Now you might be thinking, ‘Well this is bullshit, I love my specific subgenre and I have friends who love it too’ and this is probably true. I’m sure you do have a lot of friends who love whatever subgenre you play, but think about your subgenre as a whole and at the most basic possible level. Strip it down to the lowest common denominator and then ask yourself ‘is this what fans are looking for right now?’ For example, if you are a pop punk band and you are doing Blink 182 type stuff, maybe you aren’t getting success because the young bands who are succeeding are groups like Real Friends and Neck Deep, bands who have a lot of that first wave of pop punk influence but who are bringing in a lot of more modern ideas like the new emo movement. That’s just what the market wants right now and they give it to them. If your goal is success in the form of exposure and financial gain for eventual artistic freedom then you need to be savvy to these trends.
The general rule is not to try and compare yourself to an old band who came out of a very specific time and place but rather to look at a younger act maybe a few years ahead of you and try to emulate their path to success. If you can’t find any examples of that then maybe you need to completely re-evaluate where you are coming from. Ideally you want to be able to find three or four examples of bands in your genre who have found success and counterbalance this with one band who you think is concretely eighteen months ahead of you and then figure out what they did to get to where they are. Again — if you can’t find enough solid examples, enough bands road mapping this particular path to success, then you are not putting yourself in a situation that means long term success. And again also be aware that you can’t just choose extremes. You need to find a range of acts, locals too who have found success. This is part of why it’s important to have a deep knowledge of your scene, it gives you a lot to observe.

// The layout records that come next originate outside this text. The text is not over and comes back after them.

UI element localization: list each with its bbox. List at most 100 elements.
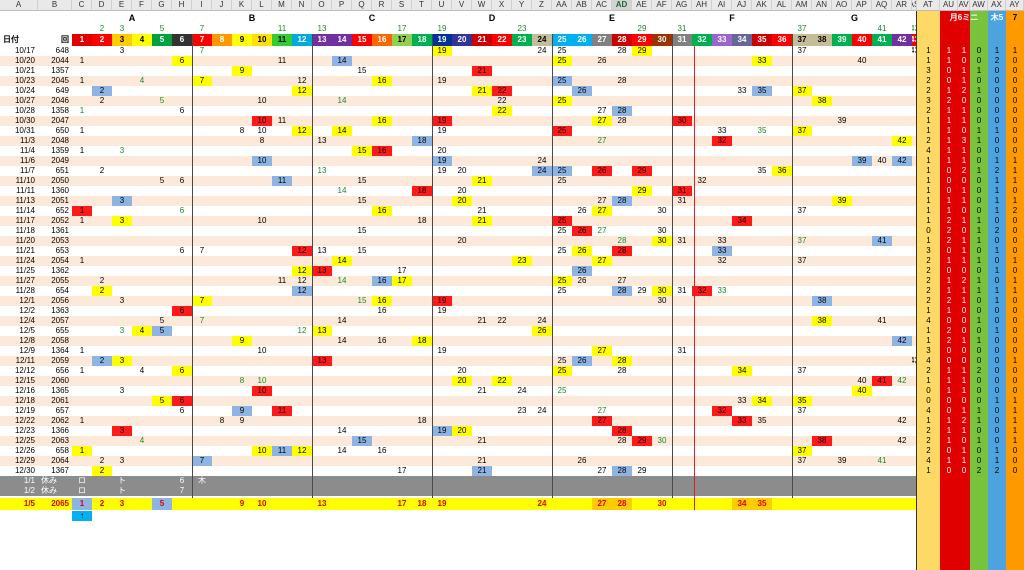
weekday-stat-cell[interactable]: 0	[1012, 136, 1018, 145]
weekday-stat-cell[interactable]: 3	[926, 346, 931, 355]
weekday-stat-cell[interactable]: 0	[994, 116, 1000, 125]
draw-number-cell[interactable]: 24	[537, 156, 547, 165]
weekday-stat-cell[interactable]: 0	[946, 66, 952, 75]
draw-number-cell[interactable]: 42	[897, 436, 907, 445]
row-date[interactable]: 10/17	[14, 46, 35, 55]
draw-number-cell[interactable]: 19	[437, 76, 447, 85]
draw-number-cell[interactable]: 7	[199, 316, 205, 325]
draw-number-cell[interactable]: 15	[357, 296, 367, 305]
current-number-cell[interactable]: 2	[99, 499, 105, 508]
weekday-stat-cell[interactable]: 4	[926, 406, 931, 415]
draw-number-cell[interactable]: 9	[232, 406, 252, 416]
row-date[interactable]: 11/18	[15, 226, 35, 235]
draw-number-cell[interactable]: 6	[172, 56, 192, 66]
weekday-stat-cell[interactable]: 0	[961, 316, 967, 325]
draw-number-cell[interactable]: 19	[432, 156, 452, 166]
draw-number-cell[interactable]: 16	[372, 296, 392, 306]
draw-number-cell[interactable]: 21	[477, 386, 487, 395]
weekday-stat-cell[interactable]: 0	[946, 466, 952, 475]
row-date[interactable]: 12/15	[14, 376, 35, 385]
weekday-stat-cell[interactable]: 0	[976, 146, 982, 155]
weekday-stat-cell[interactable]: 1	[994, 296, 1000, 305]
row-date[interactable]: 11/11	[16, 186, 35, 195]
column-header-ab[interactable]: AB	[572, 0, 592, 11]
column-header-ay[interactable]: AY	[1006, 0, 1024, 11]
weekday-stat-cell[interactable]: 0	[1012, 126, 1018, 135]
weekday-stat-cell[interactable]: 0	[994, 406, 1000, 415]
weekday-stat-cell[interactable]: 0	[961, 226, 967, 235]
draw-number-cell[interactable]: 6	[172, 306, 192, 316]
current-number-cell[interactable]: 24	[537, 499, 547, 508]
weekday-stat-cell[interactable]: 0	[961, 396, 967, 405]
draw-number-cell[interactable]: 20	[452, 426, 472, 436]
row-round[interactable]: 2051	[51, 196, 69, 205]
weekday-stat-cell[interactable]: 0	[946, 76, 952, 85]
column-header-m[interactable]: M	[272, 0, 292, 11]
weekday-stat-cell[interactable]: 1	[1012, 286, 1018, 295]
draw-number-cell[interactable]: 28	[612, 196, 632, 206]
weekday-stat-cell[interactable]: 1	[1012, 156, 1018, 165]
weekday-stat-cell[interactable]: 0	[994, 436, 1000, 445]
draw-number-cell[interactable]: 22	[492, 376, 512, 386]
draw-number-cell[interactable]: 27	[597, 106, 607, 115]
weekday-stat-cell[interactable]: 1	[976, 136, 982, 145]
draw-number-cell[interactable]: 7	[192, 456, 212, 466]
weekday-stat-cell[interactable]: 0	[994, 386, 1000, 395]
draw-number-cell[interactable]: 14	[337, 316, 347, 325]
draw-number-cell[interactable]: 2	[99, 96, 105, 105]
draw-number-cell[interactable]: 40	[852, 386, 872, 396]
draw-number-cell[interactable]: 30	[672, 116, 692, 126]
draw-number-cell[interactable]: 29	[632, 46, 652, 56]
row-round[interactable]: 654	[55, 286, 69, 295]
current-number-cell[interactable]: 5	[152, 498, 172, 510]
draw-number-cell[interactable]: 23	[517, 406, 527, 415]
draw-number-cell[interactable]: 10	[252, 156, 272, 166]
draw-number-cell[interactable]: 1	[79, 216, 85, 225]
column-header-l[interactable]: L	[252, 0, 272, 11]
column-header-ah[interactable]: AH	[692, 0, 712, 11]
weekday-stat-cell[interactable]: 2	[926, 136, 931, 145]
draw-number-cell[interactable]: 2	[99, 166, 105, 175]
row-date[interactable]: 10/23	[14, 76, 35, 85]
weekday-stat-cell[interactable]: 2	[926, 256, 931, 265]
weekday-stat-cell[interactable]: 0	[976, 196, 982, 205]
weekday-stat-cell[interactable]: 0	[994, 106, 1000, 115]
weekday-stat-cell[interactable]: 0	[946, 316, 952, 325]
draw-number-cell[interactable]: 11	[277, 116, 287, 125]
weekday-stat-cell[interactable]: 0	[976, 76, 982, 85]
draw-number-cell[interactable]: 19	[437, 346, 447, 355]
row-date[interactable]: 12/30	[14, 466, 35, 475]
draw-number-cell[interactable]: 3	[112, 196, 132, 206]
row-round[interactable]: 2054	[51, 256, 69, 265]
column-header-ae[interactable]: AE	[632, 0, 652, 11]
weekday-stat-cell[interactable]: 1	[994, 396, 1000, 405]
column-header-r[interactable]: R	[372, 0, 392, 11]
weekday-stat-cell[interactable]: 0	[994, 316, 1000, 325]
weekday-stat-cell[interactable]: 0	[1012, 216, 1018, 225]
draw-number-cell[interactable]: 28	[612, 286, 632, 296]
row-date[interactable]: 12/22	[14, 416, 35, 425]
row-round[interactable]: 1359	[51, 146, 69, 155]
weekday-stat-cell[interactable]: 0	[976, 116, 982, 125]
row-round[interactable]: 2062	[51, 416, 69, 425]
draw-number-cell[interactable]: 39	[852, 156, 872, 166]
draw-number-cell[interactable]: 24	[532, 166, 552, 176]
weekday-stat-cell[interactable]: 1	[1012, 166, 1018, 175]
weekday-stat-cell[interactable]: 0	[976, 386, 982, 395]
draw-number-cell[interactable]: 8	[239, 376, 245, 385]
draw-number-cell[interactable]: 31	[677, 236, 687, 245]
weekday-stat-cell[interactable]: 0	[1012, 456, 1018, 465]
weekday-stat-cell[interactable]: 0	[976, 186, 982, 195]
weekday-stat-cell[interactable]: 1	[946, 196, 952, 205]
row-date[interactable]: 10/20	[14, 56, 35, 65]
draw-number-cell[interactable]: 28	[617, 46, 627, 55]
draw-number-cell[interactable]: 5	[159, 316, 165, 325]
row-round[interactable]: 2053	[51, 236, 69, 245]
row-round[interactable]: 2050	[51, 176, 69, 185]
draw-number-cell[interactable]: 12	[292, 266, 312, 276]
draw-number-cell[interactable]: 21	[477, 436, 487, 445]
weekday-stat-cell[interactable]: 0	[961, 356, 967, 365]
weekday-stat-cell[interactable]: 1	[961, 426, 967, 435]
column-header-b[interactable]: B	[38, 0, 72, 11]
weekday-stat-cell[interactable]: 4	[926, 316, 931, 325]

It’s important though to realize there is a significant difference between a market gap and a market need. A market gap is something like ‘There is no egg salad flavored ice cream’. Except, no one wants egg salad flavored ice cream. There is no market need even though there is a market gap. This is where we see a lot of bands getting confused. If no one is looking for new bands in your genre then you aren’t going to really be getting anywhere. This also doesn’t mean ‘Why create classic rock sounding tracks when Led Zeppelin exists?” Because Greta Van Fleet are having ridiculous success by aping Led Zep. That’s not a dig on Greta Van Fleet, just a statement of fact. However, Greta Van Fleet saw that a lot of young people wanted a classic rock style band who spoke to people their age but still had a classic feel. So that’s what they did. It’s as simple as that sometimes. However, bands who are playing music there is no clear desire for often get cut out, no matter how much touring or hustling they might be doing. And it’s aggravating.
I see it all the time with bands I’m friends with who are good bands but who don’t draw anyone despite touring constantly. If you’re not drawing after hitting a market three or four times, that means no one wants to take time out of their day for you in that market. If no one is trying to take time out of their day for you, well, I don’t know man, maybe stop? Yet there are so many bands who keep grinding, who keep pushing and who don’t understand the market just doesn’t want another heavy band with knock off Pantera riffs and death growls. That’s just not what we are looking for as fans. It sucks I know, but this pie is not big enough for everyone. It’s completely dictated by the wills of a volatile market and there’s no getting around it. That’s why so many bands disappear after a few years, because if they reinvented themselves it would seem inauthentic, but the market also isn’t really looking for whatever that band was doing anymore. The band didn’t get worse because they got older, the market simply stopped being interested in that product.
This sounds really cold and harsh I know. I really do hate when I need to break it to bands that people aren’t looking for their type of music right now. It’s why so many dudes in suits who work at major labels are deemed to be assholes. Sometimes they are wrong, but they have to play the safe bet because they need to get children, their children, fed. They need to pay the bills and make sure everyone gets paid. Demanding someone take a risk on a style that isn’t popular right now isn’t really fair, unless you’re a band like Vektor and have something REALLY special going on. That’s just the way things shake out. You can embrace it or realize that this whole thing is a crap shoot and you won’t always win.